Pengamanan yang dipimpin Kasi Kepala Seksi (Kasi) Intelijen Yogi Aryanto, SH., MH. bersama Kasi Pidum Dr. Ida Bagus Putu Widnyana, S.H., M.H., itu berhasil mengamankan terpidana yang masuk dalam Daftar Pencarian Orang (DPO) bernama Mulia Wiryanto, MBA pada Jumat, 31, Juli 2026.
Mengutip informasi dari Instagram resmi Kejari Surabaya, Mulia Wiryanto yang merupakan anak dari Hartoyo Wirjanto merupakan buronan selama 1 tahun oleh Kejari surabaya dalam perkara penipuan modal usaha gula senilai Rp10 miliar.
Berdasarkan Putusan Mahkamah Agung RI Nomor : 1772 K/Pid/2025 tanggal 24 September 2025, Mulia Wiryanto dijatuhi vonis pidana penjara selama 3 tahun.
Proses penangkapan Mulia Wirjanto dilakukan sekitar pukul 09.50 WITA di area parkir sebuah hotel di kawasan Seminyak, Bali. Tim Tabur Kejari Surabaya mendapat bantuan dari Kejaksaan Tinggi (Kejati) Bali, Kejari Badung, dan Kejari Denpasar dalam operasi tersebut.
Dari informasi Kejari Surabaya, Mulia Wiryanto kerap berpindah-pindah lokasi selama masa pelariannya. Terpidana diketahui pernah berusaha kabur dengan melarikan diri ke Surabaya, Jakarta, dan Bali.
Upaya penangkapan bermula ketika tim mendeteksi keberadaan keluarga terpidana di Jakarta yang akan terbang ke Bali. Tim kemudian berkoordinasi dengan petugas perwakilan kejaksaan di Bandara Halim Perdanakusuma.
Namun, setelah dilakukan pengecekan, terpidana tidak berada dalam penerbangan tersebut. Tim selanjutnya berkoordinasi dengan Tim Tangkap Buron Kejari Badung dan Kejari Denpasar untuk melakukan pemantauan di Bandara I Gusti Ngurah Rai.
Secara bersamaan, Tim Tangkap Buron Kejari Surabaya yang dipimpin Kasi Intelijen Yogi Aryanto dan Kasi Pidum Ida Bagus Putu Widnyana bergerak menuju Bali. Setelah memastikan keberadaan terpidana, tim langsung melakukan penangkapan tanpa perlawanan.
Dengan pengamanan ini, Terpidana Mulia Wiryanto dibawa ke Kejati Bali untuk transit sebelum diberangkatkan ke Surabaya. Terpidana tiba di Bandara Juanda sekitar pukul 18.30 WIB dan langsung dibawa ke Rumah Tahanan Kelas I Surabaya di Medaeng, Waru, Sidoarjo, untuk menjalani masa hukumannya.

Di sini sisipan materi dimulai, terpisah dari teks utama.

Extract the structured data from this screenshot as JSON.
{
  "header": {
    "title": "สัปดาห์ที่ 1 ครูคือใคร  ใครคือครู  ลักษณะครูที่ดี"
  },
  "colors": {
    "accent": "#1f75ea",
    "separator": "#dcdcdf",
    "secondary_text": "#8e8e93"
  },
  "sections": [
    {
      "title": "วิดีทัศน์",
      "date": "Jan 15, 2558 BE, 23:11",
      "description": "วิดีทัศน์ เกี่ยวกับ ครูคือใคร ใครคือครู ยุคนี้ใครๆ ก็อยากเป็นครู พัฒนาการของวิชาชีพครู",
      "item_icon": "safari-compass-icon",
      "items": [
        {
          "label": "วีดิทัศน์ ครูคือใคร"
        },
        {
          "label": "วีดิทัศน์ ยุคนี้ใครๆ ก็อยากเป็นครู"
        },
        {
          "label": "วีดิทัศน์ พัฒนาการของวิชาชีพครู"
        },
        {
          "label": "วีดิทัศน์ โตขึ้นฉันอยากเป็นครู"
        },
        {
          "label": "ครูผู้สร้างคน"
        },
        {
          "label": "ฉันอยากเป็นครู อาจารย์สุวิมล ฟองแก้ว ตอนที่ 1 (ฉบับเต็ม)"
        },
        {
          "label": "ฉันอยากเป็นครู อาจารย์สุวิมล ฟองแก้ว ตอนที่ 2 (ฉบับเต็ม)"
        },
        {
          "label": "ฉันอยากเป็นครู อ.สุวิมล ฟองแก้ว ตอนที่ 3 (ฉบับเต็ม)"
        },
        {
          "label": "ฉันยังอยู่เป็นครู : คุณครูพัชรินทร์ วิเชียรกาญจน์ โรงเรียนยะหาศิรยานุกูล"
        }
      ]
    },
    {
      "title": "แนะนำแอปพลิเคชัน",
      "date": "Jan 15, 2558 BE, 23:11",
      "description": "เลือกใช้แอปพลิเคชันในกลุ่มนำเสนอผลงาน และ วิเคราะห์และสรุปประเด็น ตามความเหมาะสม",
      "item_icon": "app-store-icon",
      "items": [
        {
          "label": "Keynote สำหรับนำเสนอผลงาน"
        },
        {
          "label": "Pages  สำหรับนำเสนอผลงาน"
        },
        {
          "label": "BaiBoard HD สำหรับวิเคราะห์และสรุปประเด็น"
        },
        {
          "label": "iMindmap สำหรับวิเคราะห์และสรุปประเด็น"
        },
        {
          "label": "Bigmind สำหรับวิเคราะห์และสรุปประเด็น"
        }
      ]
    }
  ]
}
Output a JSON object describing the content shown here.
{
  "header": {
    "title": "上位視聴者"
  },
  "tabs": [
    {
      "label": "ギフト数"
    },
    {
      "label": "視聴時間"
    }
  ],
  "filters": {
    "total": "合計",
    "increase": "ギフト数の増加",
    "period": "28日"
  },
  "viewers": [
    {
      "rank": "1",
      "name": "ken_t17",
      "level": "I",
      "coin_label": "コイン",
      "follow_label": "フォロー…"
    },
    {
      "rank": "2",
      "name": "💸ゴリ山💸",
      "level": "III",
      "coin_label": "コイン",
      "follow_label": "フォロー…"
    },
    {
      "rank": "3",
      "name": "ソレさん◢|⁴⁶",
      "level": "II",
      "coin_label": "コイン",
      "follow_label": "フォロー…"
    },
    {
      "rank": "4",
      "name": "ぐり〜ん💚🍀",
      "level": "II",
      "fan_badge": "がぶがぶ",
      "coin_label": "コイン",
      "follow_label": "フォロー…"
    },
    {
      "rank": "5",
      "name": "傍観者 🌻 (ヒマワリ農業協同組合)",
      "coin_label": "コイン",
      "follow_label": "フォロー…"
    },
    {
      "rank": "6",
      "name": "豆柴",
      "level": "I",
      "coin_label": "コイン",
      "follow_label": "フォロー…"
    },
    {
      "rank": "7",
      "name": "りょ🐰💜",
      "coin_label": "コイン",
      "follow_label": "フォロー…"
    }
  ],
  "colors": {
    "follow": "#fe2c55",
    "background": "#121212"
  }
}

Mulia Wiryanto merupakan buronan ke-12 yang berhasil diamankan Tim Tangkap Buron Kejari Surabaya sepanjang Januari–Juli 2026. Kejari Surabaya menyatakan keberhasilan tersebut menjadi bagian dari upaya penegakan hukum terhadap buronan yang menghindari pelaksanaan putusan pengadilan.
Pengamanan Mulia Wiryanto dan belasan DPO ini sejalan dengan pesan arahan Jaksa Agung ST Burhanuddin yang menyatakan bahwa tidak ada tempat aman bagi buronan. Setiap terpidana yang mencoba melarikan diri dari kewajiban menjalani hukuman tetap akan menjadi target pengejaran aparat penegak hukum.